There are secrets of a woman’s life that we hardly ever admit to each other. But writer/director/star Leah McKendrick is fearless enough to put some of them on screen. Here is one: sometimes, when women are having a severe crisis, even though we know we will regret it, we, well — even now I hate to admit it -– we cut our hair to try bangs.
McKendrick also shares one of the biggest secrets of them all: we all worry that everyone else has it figured out and somehow we missed that day at making life work out school. As McKendrick’s character, Nellie, says in the film, “You thought it was a dance party, but it’s one long game of musical chairs.”
Nellie designs jewelry to sell on Etsy but spends most of her time attending her friends’ weddings and baby showers and feeling like everyone else figured out how to grab the chair of a grown-up life before the music stopped. We first see her as a bridesmaid, persuading the groomsman assigned to escort her into the reception to join her in a “Grease” hand jive to entertain the guests. He does the hand jive with her – is that a spark of something? No, as soon as they finish performing, his child runs over to take him to his family.
Nellie is a loyal friend who tries to focus on being happy for everyone else. She’s the one who is called in when a bride (“Saturday Night Live’s” Ego Nwodim) has the jitters. She is calm and sympathetic, offering encouragement and also some drugs. She is game for the “Charlie’s Angels” bridesmaid poses. When a friend asks if she’s seeing anyone, she smiles, “I’m seeing everyone.” She wants to appear happy and successful.
But the friend warns her in the direst terms about the difficulty of getting pregnant after her early 30s and tells her she must harvest her eggs immediately. The film’s title, “Scrambled,” applies to Nellie’s eggs, the path to preserving them, and her view of her prospects.

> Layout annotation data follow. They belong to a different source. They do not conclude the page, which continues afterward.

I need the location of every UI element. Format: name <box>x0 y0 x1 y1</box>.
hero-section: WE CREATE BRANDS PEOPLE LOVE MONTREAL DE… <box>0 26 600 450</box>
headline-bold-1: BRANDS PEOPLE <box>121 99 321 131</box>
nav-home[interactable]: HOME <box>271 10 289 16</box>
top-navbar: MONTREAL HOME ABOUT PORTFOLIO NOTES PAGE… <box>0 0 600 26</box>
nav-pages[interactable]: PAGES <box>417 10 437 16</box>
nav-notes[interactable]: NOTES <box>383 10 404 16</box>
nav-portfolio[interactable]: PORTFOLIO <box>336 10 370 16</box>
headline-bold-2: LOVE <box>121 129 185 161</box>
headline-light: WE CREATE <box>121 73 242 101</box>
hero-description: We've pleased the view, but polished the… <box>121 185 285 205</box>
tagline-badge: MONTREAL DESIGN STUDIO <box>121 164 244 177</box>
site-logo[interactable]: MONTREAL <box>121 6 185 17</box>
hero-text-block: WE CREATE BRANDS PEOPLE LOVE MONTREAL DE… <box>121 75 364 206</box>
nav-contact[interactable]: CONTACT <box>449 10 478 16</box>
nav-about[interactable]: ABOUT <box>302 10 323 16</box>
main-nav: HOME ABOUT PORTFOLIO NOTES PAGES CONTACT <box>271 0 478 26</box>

Because Nellie’s life seems to be slipping away from her, she thinks this is one way for her to still have some control over her future without foreclosing her options. She has to find $8000 and go through some painful procedures, but she is determined to do it.
As a screenwriter, McKendrick has some clever dialogue. Nellie says, “I don’t even know if I want kids! I’ve seen ‘Euphoria’!” Men who are not good prospects for long-term relationships are dismissed as “the bartender with an app idea.” And her description of the ticking biological clock “Being a woman is like being an avocado. You’re ripe for a nanosecond and then you’re brown, geriatric gook” is also on point. She has an especially good sense of the layers of meaning in apparently superficial social interactions. Nellie’s friends are so caught up in their happy milestones, marriage, babies, and the parties and attention that go with them, they do not realize how patronizing they sound when they try to reassure her with platitudes like, “There’s someone out there for you,” and “As soon as you stop looking, you’ll find someone!” It’s doubtful that any gynecologist would prank a patient by saying she was pregnant when she was not, but that interaction, like others, is heightened to show us more what Nellie feels than what really happened.
McKendrick is not the strongest actor, but she has a good feel for pacing and for the structure of cinematic storytelling, until she hurries things up near the end, with changes of attitude in some family members that are so abrupt they undermine the intended sense of relief. The family scenes are the weakest part of the film, even with the always-admirable Clancy Brown as Nellie’s father. On the other hand, Nellie’s series of encounters with her exes help move the plot forward, parallel to the fertility process. Nellie’s world may feel scrambled, but McKendrick knows where she is going and how to take us with her.